Dengan demikian suami istri akan menjadi pasangan ideal berbicara
berdasarkan ilmu, diam berdasarkan ilmu, memerintah berdasarkan ilmu, melarang
berdasarkan ilmu setiap tindakan didasari ilmu.
4. Menutup masa
silam.
Banyak pasutri ketika mereka sudah menikah tidak menyadari
hal ini, padahal dirinya tidak lagi lajang, hendaknya menutup masa lalu.
Bukalah lembaran baru dan lupakan kenangan lama, jangan
sampai kebahagiaannya rusak dengan masa silam yang kelam.
Tutuplah kekurangan di masa silam dengan kebaikan niscaya
akan menghapuskan hal itu.
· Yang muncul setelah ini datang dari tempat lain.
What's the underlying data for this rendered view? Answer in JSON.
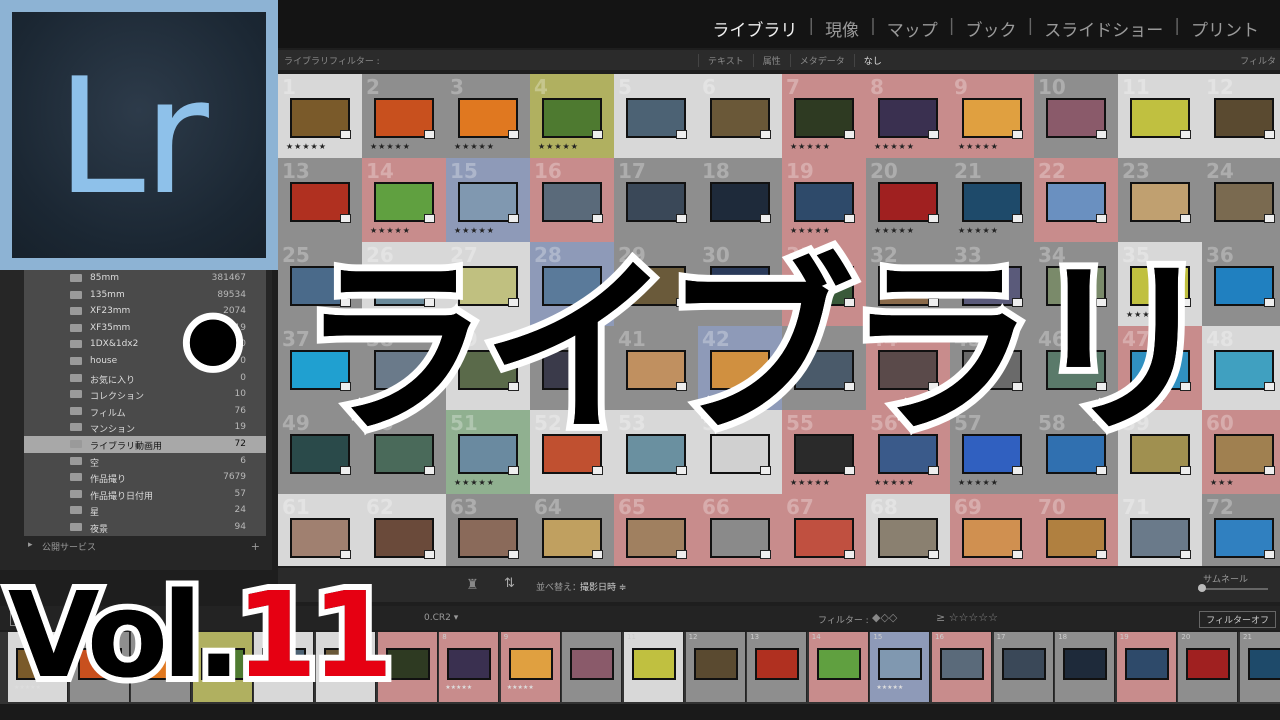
{
  "modules": [
    "ライブラリ",
    "現像",
    "マップ",
    "ブック",
    "スライドショー",
    "プリント"
  ],
  "filter_bar": {
    "label": "ライブラリフィルター :",
    "options": [
      "テキスト",
      "属性",
      "メタデータ",
      "なし"
    ],
    "right_label": "フィルタ"
  },
  "grid": {
    "rows": [
      [
        {
          "n": "1",
          "bg": "#d8d8d8",
          "img": "#7a5a2a",
          "stars": "★★★★★"
        },
        {
          "n": "2",
          "bg": "#8e8e8e",
          "img": "#c8501e",
          "stars": "★★★★★"
        },
        {
          "n": "3",
          "bg": "#8e8e8e",
          "img": "#e07820",
          "stars": "★★★★★"
        },
        {
          "n": "4",
          "bg": "#b0b060",
          "img": "#4e7a30",
          "stars": "★★★★★"
        },
        {
          "n": "5",
          "bg": "#d8d8d8",
          "img": "#4c6274"
        },
        {
          "n": "6",
          "bg": "#d8d8d8",
          "img": "#6a5838"
        },
        {
          "n": "7",
          "bg": "#c88c8c",
          "img": "#2e3a22",
          "stars": "★★★★★"
        },
        {
          "n": "8",
          "bg": "#c88c8c",
          "img": "#3a3050",
          "stars": "★★★★★"
        },
        {
          "n": "9",
          "bg": "#c88c8c",
          "img": "#e0a040",
          "stars": "★★★★★"
        },
        {
          "n": "10",
          "bg": "#8e8e8e",
          "img": "#8a5a6a"
        },
        {
          "n": "11",
          "bg": "#d8d8d8",
          "img": "#c0c040"
        },
        {
          "n": "12",
          "bg": "#d8d8d8",
          "img": "#5a4a30"
        }
      ],
      [
        {
          "n": "13",
          "bg": "#8e8e8e",
          "img": "#b03020"
        },
        {
          "n": "14",
          "bg": "#c88c8c",
          "img": "#60a040",
          "stars": "★★★★★"
        },
        {
          "n": "15",
          "bg": "#8e9ab8",
          "img": "#8098b0",
          "stars": "★★★★★"
        },
        {
          "n": "16",
          "bg": "#c88c8c",
          "img": "#5a6a7a"
        },
        {
          "n": "17",
          "bg": "#8e8e8e",
          "img": "#3a4858"
        },
        {
          "n": "18",
          "bg": "#8e8e8e",
          "img": "#1e2a3a"
        },
        {
          "n": "19",
          "bg": "#c88c8c",
          "img": "#2e4a6a",
          "stars": "★★★★★"
        },
        {
          "n": "20",
          "bg": "#8e8e8e",
          "img": "#a02020",
          "stars": "★★★★★"
        },
        {
          "n": "21",
          "bg": "#8e8e8e",
          "img": "#1e4a6a",
          "stars": "★★★★★"
        },
        {
          "n": "22",
          "bg": "#c88c8c",
          "img": "#6a90c0"
        },
        {
          "n": "23",
          "bg": "#8e8e8e",
          "img": "#c0a070"
        },
        {
          "n": "24",
          "bg": "#8e8e8e",
          "img": "#7a6a50"
        }
      ],
      [
        {
          "n": "25",
          "bg": "#8e8e8e",
          "img": "#4a6a8a"
        },
        {
          "n": "26",
          "bg": "#d8d8d8",
          "img": "#6a8a9a"
        },
        {
          "n": "27",
          "bg": "#d8d8d8",
          "img": "#c0c080"
        },
        {
          "n": "28",
          "bg": "#8e9ab8",
          "img": "#5a7a9a"
        },
        {
          "n": "29",
          "bg": "#8e8e8e",
          "img": "#6a5a3a"
        },
        {
          "n": "30",
          "bg": "#8e8e8e",
          "img": "#2a3a5a"
        },
        {
          "n": "31",
          "bg": "#c88c8c",
          "img": "#3a5a3a"
        },
        {
          "n": "32",
          "bg": "#8e8e8e",
          "img": "#8a6a4a"
        },
        {
          "n": "33",
          "bg": "#8e8e8e",
          "img": "#5a5a7a"
        },
        {
          "n": "34",
          "bg": "#8e8e8e",
          "img": "#7a8a6a"
        },
        {
          "n": "35",
          "bg": "#d8d8d8",
          "img": "#c0c040",
          "stars": "★★★★★"
        },
        {
          "n": "36",
          "bg": "#8e8e8e",
          "img": "#2080c0"
        }
      ],
      [
        {
          "n": "37",
          "bg": "#8e8e8e",
          "img": "#20a0d0"
        },
        {
          "n": "38",
          "bg": "#8e8e8e",
          "img": "#6a7a8a"
        },
        {
          "n": "39",
          "bg": "#d8d8d8",
          "img": "#5a6a4a"
        },
        {
          "n": "40",
          "bg": "#8e8e8e",
          "img": "#3a3a4a"
        },
        {
          "n": "41",
          "bg": "#8e8e8e",
          "img": "#c09060"
        },
        {
          "n": "42",
          "bg": "#8e9ab8",
          "img": "#d09040"
        },
        {
          "n": "43",
          "bg": "#8e8e8e",
          "img": "#4a5a6a"
        },
        {
          "n": "44",
          "bg": "#c88c8c",
          "img": "#5a4a4a"
        },
        {
          "n": "45",
          "bg": "#8e8e8e",
          "img": "#6a6a6a"
        },
        {
          "n": "46",
          "bg": "#8e8e8e",
          "img": "#5a7a6a"
        },
        {
          "n": "47",
          "bg": "#c88c8c",
          "img": "#3090c0",
          "stars": "★★★★★"
        },
        {
          "n": "48",
          "bg": "#d8d8d8",
          "img": "#40a0c0"
        }
      ],
      [
        {
          "n": "49",
          "bg": "#8e8e8e",
          "img": "#2a4a4a"
        },
        {
          "n": "50",
          "bg": "#8e8e8e",
          "img": "#4a6a5a"
        },
        {
          "n": "51",
          "bg": "#90b090",
          "img": "#6a8aa0",
          "stars": "★★★★★"
        },
        {
          "n": "52",
          "bg": "#d8d8d8",
          "img": "#c05030"
        },
        {
          "n": "53",
          "bg": "#d8d8d8",
          "img": "#6a90a0"
        },
        {
          "n": "54",
          "bg": "#d8d8d8",
          "img": "#d0d0d0"
        },
        {
          "n": "55",
          "bg": "#c88c8c",
          "img": "#2a2a2a",
          "stars": "★★★★★"
        },
        {
          "n": "56",
          "bg": "#c88c8c",
          "img": "#3a5a8a",
          "stars": "★★★★★"
        },
        {
          "n": "57",
          "bg": "#8e8e8e",
          "img": "#3060c0",
          "stars": "★★★★★"
        },
        {
          "n": "58",
          "bg": "#8e8e8e",
          "img": "#3070b0"
        },
        {
          "n": "59",
          "bg": "#d8d8d8",
          "img": "#a09050"
        },
        {
          "n": "60",
          "bg": "#c88c8c",
          "img": "#a08050",
          "stars": "★★★"
        }
      ],
      [
        {
          "n": "61",
          "bg": "#d8d8d8",
          "img": "#a08070"
        },
        {
          "n": "62",
          "bg": "#d8d8d8",
          "img": "#6a4a3a"
        },
        {
          "n": "63",
          "bg": "#8e8e8e",
          "img": "#8a6a5a"
        },
        {
          "n": "64",
          "bg": "#8e8e8e",
          "img": "#c0a060"
        },
        {
          "n": "65",
          "bg": "#c88c8c",
          "img": "#a08060"
        },
        {
          "n": "66",
          "bg": "#c88c8c",
          "img": "#8a8a8a"
        },
        {
          "n": "67",
          "bg": "#c88c8c",
          "img": "#c05040"
        },
        {
          "n": "68",
          "bg": "#d8d8d8",
          "img": "#8a8070"
        },
        {
          "n": "69",
          "bg": "#c88c8c",
          "img": "#d09050"
        },
        {
          "n": "70",
          "bg": "#c88c8c",
          "img": "#b08040"
        },
        {
          "n": "71",
          "bg": "#d8d8d8",
          "img": "#6a7a8a"
        },
        {
          "n": "72",
          "bg": "#8e8e8e",
          "img": "#3080c0"
        }
      ]
    ]
  },
  "folders": [
    {
      "name": "85mm",
      "count": "381467"
    },
    {
      "name": "135mm",
      "count": "89534"
    },
    {
      "name": "XF23mm",
      "count": "2074"
    },
    {
      "name": "XF35mm",
      "count": "24819"
    },
    {
      "name": "1DX&1dx2",
      "count": "0"
    },
    {
      "name": "house",
      "count": "0"
    },
    {
      "name": "お気に入り",
      "count": "0"
    },
    {
      "name": "コレクション",
      "count": "10"
    },
    {
      "name": "フィルム",
      "count": "76"
    },
    {
      "name": "マンション",
      "count": "19"
    },
    {
      "name": "ライブラリ動画用",
      "count": "72",
      "selected": true
    },
    {
      "name": "空",
      "count": "6"
    },
    {
      "name": "作品撮り",
      "count": "7679"
    },
    {
      "name": "作品撮り日付用",
      "count": "57"
    },
    {
      "name": "星",
      "count": "24"
    },
    {
      "name": "夜景",
      "count": "94"
    }
  ],
  "publish_services": "公開サービス",
  "toolbar": {
    "sort_label": "並べ替え：",
    "sort_value": "撮影日時 ≑",
    "thumb_label": "サムネール"
  },
  "filmstrip_header": {
    "page": "1",
    "file_name": "0.CR2 ▾",
    "filter_label": "フィルター :",
    "filter_button": "フィルターオフ"
  },
  "filmstrip": [
    {
      "n": "",
      "img": "#7a5a2a",
      "bg": "#d8d8d8",
      "stars": "★★★★★"
    },
    {
      "n": "",
      "img": "#c8501e",
      "bg": "#8e8e8e"
    },
    {
      "n": "",
      "img": "#e07820",
      "bg": "#8e8e8e"
    },
    {
      "n": "",
      "img": "#4e7a30",
      "bg": "#b0b060"
    },
    {
      "n": "",
      "img": "#4c6274",
      "bg": "#d8d8d8"
    },
    {
      "n": "",
      "img": "#6a5838",
      "bg": "#d8d8d8"
    },
    {
      "n": "",
      "img": "#2e3a22",
      "bg": "#c88c8c"
    },
    {
      "n": "8",
      "img": "#3a3050",
      "bg": "#c88c8c",
      "stars": "★★★★★"
    },
    {
      "n": "9",
      "img": "#e0a040",
      "bg": "#c88c8c",
      "stars": "★★★★★"
    },
    {
      "n": "",
      "img": "#8a5a6a",
      "bg": "#8e8e8e"
    },
    {
      "n": "11",
      "img": "#c0c040",
      "bg": "#d8d8d8"
    },
    {
      "n": "12",
      "img": "#5a4a30",
      "bg": "#8e8e8e"
    },
    {
      "n": "13",
      "img": "#b03020",
      "bg": "#8e8e8e"
    },
    {
      "n": "14",
      "img": "#60a040",
      "bg": "#c88c8c"
    },
    {
      "n": "15",
      "img": "#8098b0",
      "bg": "#8e9ab8",
      "stars": "★★★★★"
    },
    {
      "n": "16",
      "img": "#5a6a7a",
      "bg": "#c88c8c"
    },
    {
      "n": "17",
      "img": "#3a4858",
      "bg": "#8e8e8e"
    },
    {
      "n": "18",
      "img": "#1e2a3a",
      "bg": "#8e8e8e"
    },
    {
      "n": "19",
      "img": "#2e4a6a",
      "bg": "#c88c8c"
    },
    {
      "n": "20",
      "img": "#a02020",
      "bg": "#8e8e8e"
    },
    {
      "n": "21",
      "img": "#1e4a6a",
      "bg": "#8e8e8e"
    }
  ],
  "logo_text": "Lr",
  "title": "・ライブラリ",
  "vol": {
    "prefix": "Vol.",
    "number": "11"
  }
}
Allah ta’ala berfirman:
إِنَّ الْحَسَنَاتِ يُذْهِبْنَ
السَّيِّئَاتِ..
“Sesungguhnya
perbuatan-perbuatan yang baik itu menghapuskan (dosa) perbuatan-perbuatan yang
buruk.” (QS. Hud [11]:114)
كُلُّ
أُمَّتِي مُعَافًى إِلَّا الْمُجَاهِرِينَ…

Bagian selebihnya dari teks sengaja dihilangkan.